Google spelled out how YouTube is destroying TV
Thursday's Q2 earnings call was no exception. Google's executives made several references to how YouTube is coming after TV in a big way.
Omid Kordestani, Google's chief business officer kicked things off early on with this stand-out stat: "YouTube reaches more 18-to-49-year-olds in the US than any US cable network."
Not only is YouTube apparently dominating in terms of reach, but people are treating YouTube like their television set.
Kordestani said: "The number of users coming to YouTube, who start at the YouTube homepage similar to way they might turn on their TV us up over three times year-over-year. Plus, once users are in YouTube, they are spending more time per session watching videos. On mobile, the average viewing session is now more than 40 minutes, up more than 50% year-over-year."
Those findings are extremely significant at this point in YouTube's life stage. Google wants emphasize that YouTube is no longer just that repository of videos where people need to know what they want to watch before they want to watch it - YouTube is now becoming a discovery platform, that acts as a curator of content. YouTube is mimicking the electronic programming guide on your TV set.
And as users shift their viewing habits to online video, the advertising money is following.
Every year Google apes the TV industry's annual upfronts with its own "BrandCast" event. It's a big flashy affair, where YouTube hauls out its biggest stars on stage and shows off its newest advertising products in a bid to secure big upfront advertising commitments from marketers.

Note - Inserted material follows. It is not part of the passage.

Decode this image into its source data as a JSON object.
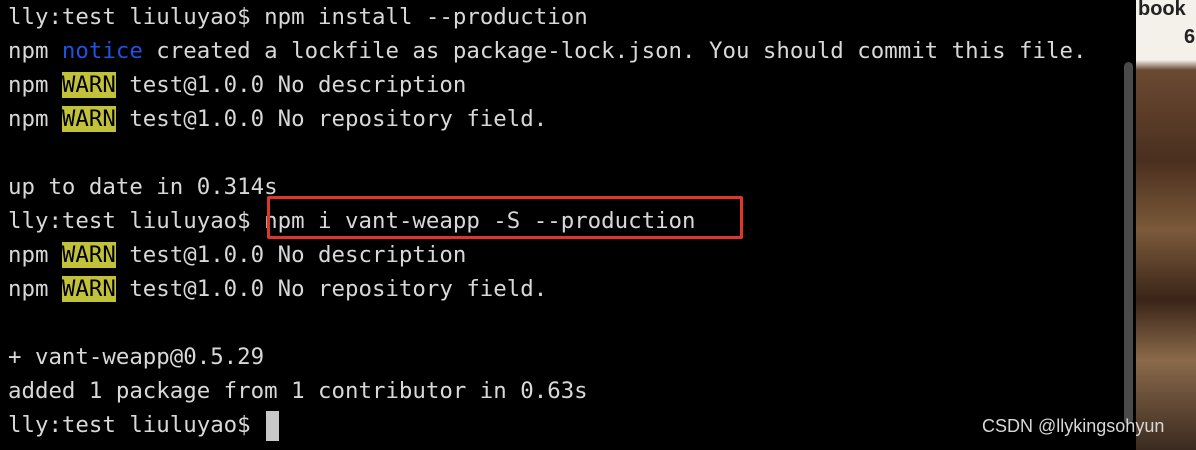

"Compared to the same period after BrandCast last year ... commitments in the US were three times higher," Kordestani said. The number of advertisers running video ads on YouTube is up 40% year on year, and average spend per advertiser among its top 100 customers is up 60% year on year, he continued.
Meanwhile, the performance of the TV upfront season this year is "modestly worse than expected," Jefferies & Co. analyst John Janedis told The Wall Street Journal's CMO Today earlier this month.
Ruth Porat, Google's chief financial officer, made it fairly clear YouTube is coming after TV. She said twice on the earnings call: "Our focus is the opportunity to get the larger budgets to move to YouTube."
While Google has, for some time, been vocal about how it feels YouTube is edging up on TV, it still has a long way to go before it comes anywhere close to replacing traditional viewing.
People in the US watch TV in the traditional, "linear," scheduled way for almost 5 hours every day, according to Nielsen. Meanwhile, they use the internet on a computer and smartphones for roughly half that time each day.
And TV is still advertisers' biggest outlay. Global TV advertising spend reached $230 billion last year, according to media agency Carat's estimates. Yet online video advertising spend in 2014 was just $11 billion, according to ZenithOptimedia. It's growing quickly - expected to experience a compound annual growth rate of 29% between 2014 and 2017 - but even then, at $23 billion, video ad spend will just be a tenth of what TV ad spend is today.